Давид Боровский — страница 74 из 124

Когда в 2009 году «Таганка» отмечала 45-летие, Юрий Петрович радушно пригласил в театр отметить это событие «таганского кирпичика» Вениамина Смехова с женой Галиной, сказав при этом, что, даже если мест не окажется, «два стульчика для вас с Галей мы всегда поставим». И поставили бы, возможно, но в ситуацию жестко вмешалась Каталин: она властно вычеркнула Вениамина и Галину из списка.

На что уж Давид молчун, даже дома никогда практически не высказывавшийся о делах на «Таганке», но и он не выдерживал, комментируя домашним бесконечные выходки Каталин, унижавшие людей (со всеми таганскими действующими лицами она разговаривала как хозяйка), ее страстное стремление превратить театр в свою вотчину и стать Салтычихой: Боровского от этого колотило.

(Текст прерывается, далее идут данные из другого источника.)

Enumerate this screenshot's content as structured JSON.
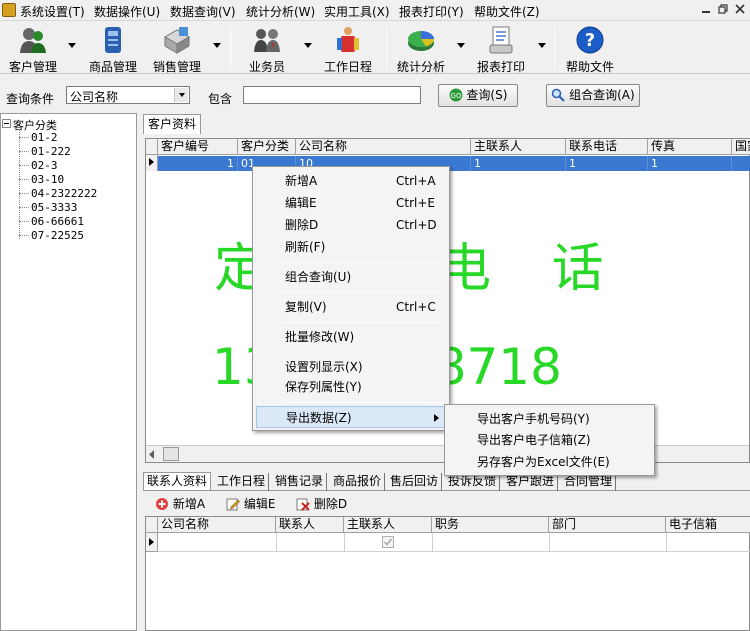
{
  "menubar": {
    "items": [
      "系统设置(T)",
      "数据操作(U)",
      "数据查询(V)",
      "统计分析(W)",
      "实用工具(X)",
      "报表打印(Y)",
      "帮助文件(Z)"
    ],
    "window_controls": [
      "minimize-icon",
      "restore-icon",
      "close-icon"
    ]
  },
  "toolbar": {
    "buttons": [
      {
        "label": "客户管理",
        "icon": "customer-management-icon",
        "dropdown": true
      },
      {
        "label": "商品管理",
        "icon": "product-management-icon",
        "dropdown": false
      },
      {
        "label": "销售管理",
        "icon": "sales-management-icon",
        "dropdown": true
      },
      {
        "label": "业务员",
        "icon": "salesperson-icon",
        "dropdown": true
      },
      {
        "label": "工作日程",
        "icon": "work-schedule-icon",
        "dropdown": false
      },
      {
        "label": "统计分析",
        "icon": "statistics-pie-icon",
        "dropdown": true
      },
      {
        "label": "报表打印",
        "icon": "report-print-icon",
        "dropdown": true
      },
      {
        "label": "帮助文件",
        "icon": "help-icon",
        "dropdown": false
      }
    ]
  },
  "query": {
    "condition_label": "查询条件",
    "condition_value": "公司名称",
    "contains_label": "包含",
    "contains_value": "",
    "query_button": "查询(S)",
    "combined_query_button": "组合查询(A)"
  },
  "tree": {
    "root": "客户分类",
    "nodes": [
      "01-2",
      "01-222",
      "02-3",
      "03-10",
      "04-2322222",
      "05-3333",
      "06-66661",
      "07-22525"
    ]
  },
  "top_tab": "客户资料",
  "customer_grid": {
    "headers": [
      "客户编号",
      "客户分类",
      "公司名称",
      "主联系人",
      "联系电话",
      "传真",
      "国家"
    ],
    "rows": [
      {
        "id": "1",
        "category": "01",
        "company": "10",
        "contact": "1",
        "phone": "1",
        "fax": "1",
        "country": ""
      }
    ]
  },
  "context_menu": {
    "items": [
      {
        "label": "新增A",
        "shortcut": "Ctrl+A"
      },
      {
        "label": "编辑E",
        "shortcut": "Ctrl+E"
      },
      {
        "label": "删除D",
        "shortcut": "Ctrl+D"
      },
      {
        "label": "刷新(F)",
        "shortcut": ""
      },
      {
        "label": "组合查询(U)",
        "shortcut": ""
      },
      {
        "label": "复制(V)",
        "shortcut": "Ctrl+C"
      },
      {
        "label": "批量修改(W)",
        "shortcut": ""
      },
      {
        "label": "设置列显示(X)",
        "shortcut": ""
      },
      {
        "label": "保存列属性(Y)",
        "shortcut": ""
      },
      {
        "label": "导出数据(Z)",
        "shortcut": ""
      }
    ],
    "submenu": [
      "导出客户手机号码(Y)",
      "导出客户电子信箱(Z)",
      "另存客户为Excel文件(E)"
    ]
  },
  "watermark": {
    "line1": "定 购 电 话",
    "line2": "13628228718",
    "color": "#27d827"
  },
  "bottom_tabs": [
    "联系人资料",
    "工作日程",
    "销售记录",
    "商品报价",
    "售后回访",
    "投诉反馈",
    "客户跟进",
    "合同管理"
  ],
  "bottom_toolbar": {
    "add": "新增A",
    "edit": "编辑E",
    "delete": "删除D"
  },
  "contact_grid": {
    "headers": [
      "公司名称",
      "联系人",
      "主联系人",
      "职务",
      "部门",
      "电子信箱"
    ],
    "rows": [
      {
        "company": "",
        "name": "",
        "primary": true,
        "title": "",
        "dept": "",
        "email": ""
      }
    ]
  },
  "colors": {
    "selection": "#3a78d2",
    "accent": "#1a6cc8",
    "watermark": "#27d827"
  }
}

Вдобавок Любимов ошибочно принял короткий опыт в общем-то случайного пребывания в работе с западными труппами, менеджерами, продюсерами, довольно жесткой контрактной системой за основательное получение необходимых знаний.

Не стоит также забывать, что без переводчика на Западе Юрий Петрович мог обходиться разве лишь при заказе обеда в ресторане, да и то не всегда.

Работа с артистами – через переводчика – удел глухонемых. Происходит исчезновение языка. Что с одной стороны, что с другой. До собеседников лишь долетают версии в изложении толмачей. И ни одна из сторон не знает, что действительно сказал переводчик, как он интерпретировал слова режиссера, адресованные артистам, и слова артистов, сказанные режиссеру.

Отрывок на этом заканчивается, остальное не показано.